Test Cycle (Re-Testing Phase)
By this time, minimum one test cycle (one round of test execution) would have been completed and bugs would have been reported. Once the development team fixes the bugs, then a second round of testing begins. This testing could be mere correction verification testing — that is checking only that part of the code that has been corrected. It could also be Regression Testing – where the entire work product is tested to verify that correction to the code has not affected other parts of the code. Hence this process of : Testing –> Bug reporting –> Bug fixing (and enhancements) –> Retesting is carried out as planned. Here is where automation tests are extremely useful to repeat the same test cases again and again.
During this phase – review of test cases and test plan could also be carried out.
Final Testing and Implementation (Code Freeze Phase)
When the exit criteria are achieved or planned test cycles are completed – then final testing is done. Ideally – this is System or Integration testing. Also any remaining Stress and Performance testing is carried out. Inputs for process improvements in terms of software metrics are given.
Test reports are prepared. If required, a test release note – releasing the product for roll out could be prepared.

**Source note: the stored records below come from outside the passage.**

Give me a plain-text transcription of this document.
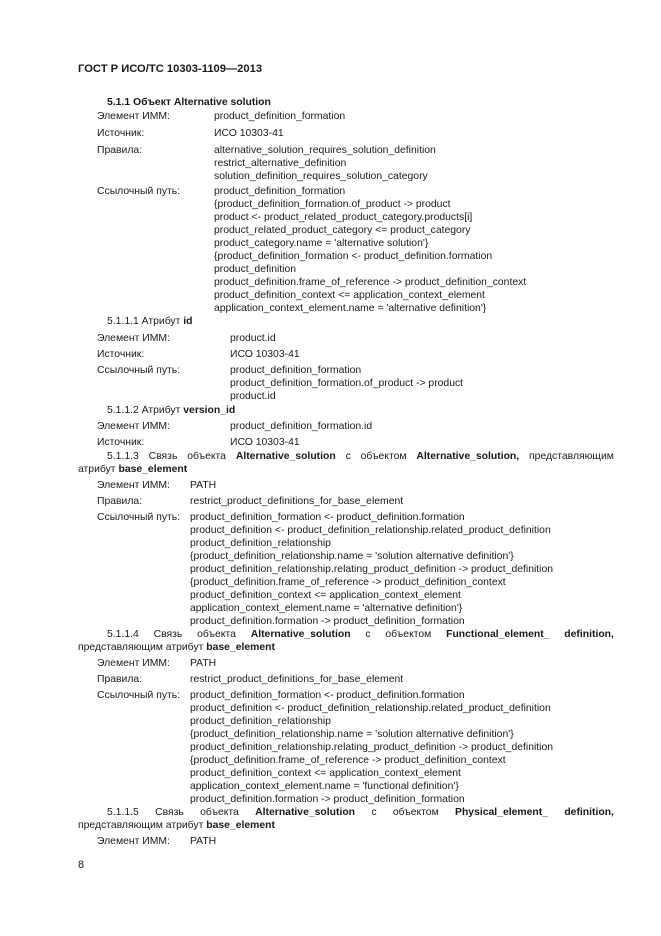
ГОСТ Р ИСО/ТС 10303-1109—2013
5.1.1 Объект Alternative solution
Элемент ИММ:	product_definition_formation
Источник:	ИСО 10303-41
Правила:	alternative_solution_requires_solution_definition
restrict_alternative_definition
solution_definition_requires_solution_category
Ссылочный путь:	product_definition_formation
{product_definition_formation.of_product -> product
product <- product_related_product_category.products[i]
product_related_product_category <= product_category
product_category.name = 'alternative solution'}
{product_definition_formation <- product_definition.formation
product_definition
product_definition.frame_of_reference -> product_definition_context
product_definition_context <= application_context_element
application_context_element.name = 'alternative definition'}
5.1.1.1 Атрибут id
Элемент ИММ:	product.id
Источник:	ИСО 10303-41
Ссылочный путь:	product_definition_formation
product_definition_formation.of_product -> product
product.id
5.1.1.2 Атрибут version_id
Элемент ИММ:	product_definition_formation.id
Источник:	ИСО 10303-41
5.1.1.3 Связь объекта Alternative_solution с объектом Alternative_solution, представляющим
атрибут base_element
Элемент ИММ: PATH
Правила:	restrict_product_definitions_for_base_element
Ссылочный путь: product_definition_formation <- product_definition.formation
product_definition <- product_definition_relationship.related_product_definition
product_definition_relationship
{product_definition_relationship.name = 'solution alternative definition'}
product_definition_relationship.relating_product_definition -> product_definition
{product_definition.frame_of_reference -> product_definition_context
product_definition_context <= application_context_element
application_context_element.name = 'alternative definition'}
product_definition.formation -> product_definition_formation
5.1.1.4 Связь объекта Alternative_solution с объектом Functional_element_ definition,
представляющим атрибут base_element
Элемент ИММ: PATH
Правила:	restrict_product_definitions_for_base_element
Ссылочный путь: product_definition_formation <- product_definition.formation
product_definition <- product_definition_relationship.related_product_definition
product_definition_relationship
{product_definition_relationship.name = 'solution alternative definition'}
product_definition_relationship.relating_product_definition -> product_definition
{product_definition.frame_of_reference -> product_definition_context
product_definition_context <= application_context_element
application_context_element.name = 'functional definition'}
product_definition.formation -> product_definition_formation
5.1.1.5 Связь объекта Alternative_solution с объектом Physical_element_ definition,
представляющим атрибут base_element
Элемент ИММ: PATH
8
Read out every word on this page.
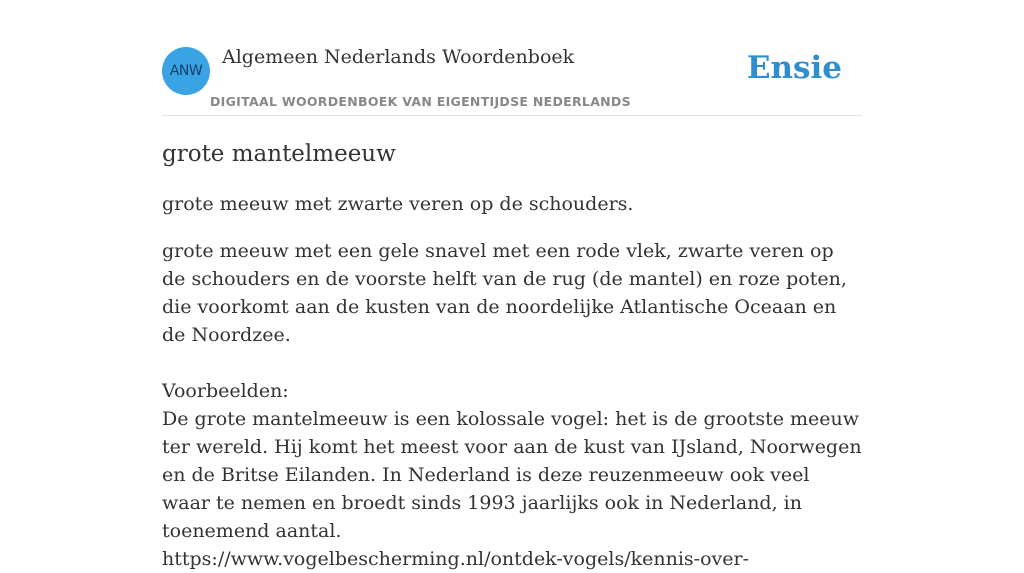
ANW
Algemeen Nederlands Woordenboek
DIGITAAL WOORDENBOEK VAN EIGENTIJDSE NEDERLANDS
Ensie
grote mantelmeeuw

grote meeuw met zwarte veren op de schouders.

grote meeuw met een gele snavel met een rode vlek, zwarte veren op de schouders en de voorste helft van de rug (de mantel) en roze poten, die voorkomt aan de kusten van de noordelijke Atlantische Oceaan en de Noordzee.

Voorbeelden:

De grote mantelmeeuw is een kolossale vogel: het is de grootste meeuw ter wereld. Hij komt het meest voor aan de kust van IJsland, Noorwegen en de Britse Eilanden. In Nederland is deze reuzenmeeuw ook veel waar te nemen en broedt sinds 1993 jaarlijks ook in Nederland, in toenemend aantal.

https://www.vogelbescherming.nl/ontdek-vogels/kennis-over-
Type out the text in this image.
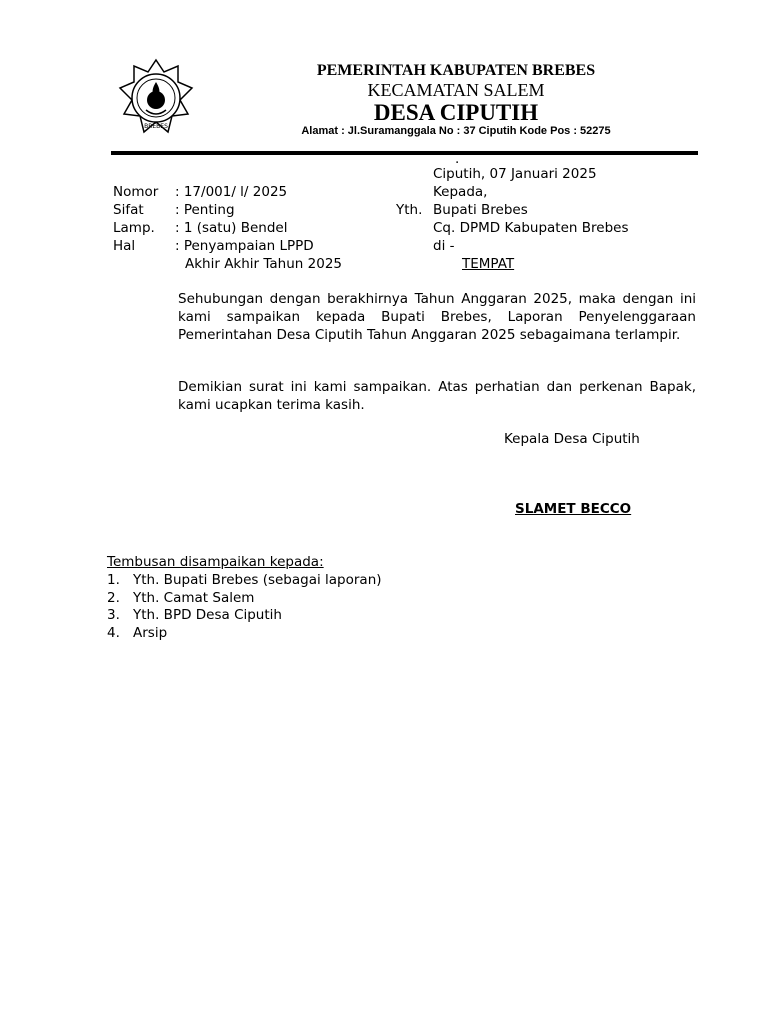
BREBES
PEMERINTAH KABUPATEN BREBES
KECAMATAN SALEM
DESA CIPUTIH
Alamat : Jl.Suramanggala No : 37 Ciputih Kode Pos : 52275
.
Ciputih, 07 Januari 2025
Nomor : 17/001/ l/ 2025
Sifat : Penting
Lamp. : 1 (satu) Bendel
Hal	: Penyampaian LPPD
Akhir Akhir Tahun 2025
Kepada,
Yth. Bupati Brebes
Cq. DPMD Kabupaten Brebes
di -
TEMPAT
Sehubungan dengan berakhirnya Tahun Anggaran 2025, maka dengan ini kami sampaikan kepada Bupati Brebes, Laporan Penyelenggaraan Pemerintahan Desa Ciputih Tahun Anggaran 2025 sebagaimana terlampir.
Demikian surat ini kami sampaikan. Atas perhatian dan perkenan Bapak, kami ucapkan terima kasih.
Kepala Desa Ciputih
SLAMET BECCO
Tembusan disampaikan kepada:
1. Yth. Bupati Brebes (sebagai laporan)
2. Yth. Camat Salem
3. Yth. BPD Desa Ciputih
4. Arsip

Other remaining documentation is completed.
Post Implementation (Process Improvement Phase)
This phase, that looks good on paper, is seldom carried out. In this phase, the testing is evaluated and lessons learnt are documented. Software Metrics (Bug Analysis Metrics) are analyzed statistically and conclusions are drawn. Strategies to prevent similar problems in future projects are identified. Process Improvement Suggestions are implemented. Cleaning up of testing environment and Archival of test cases, records and reports are done.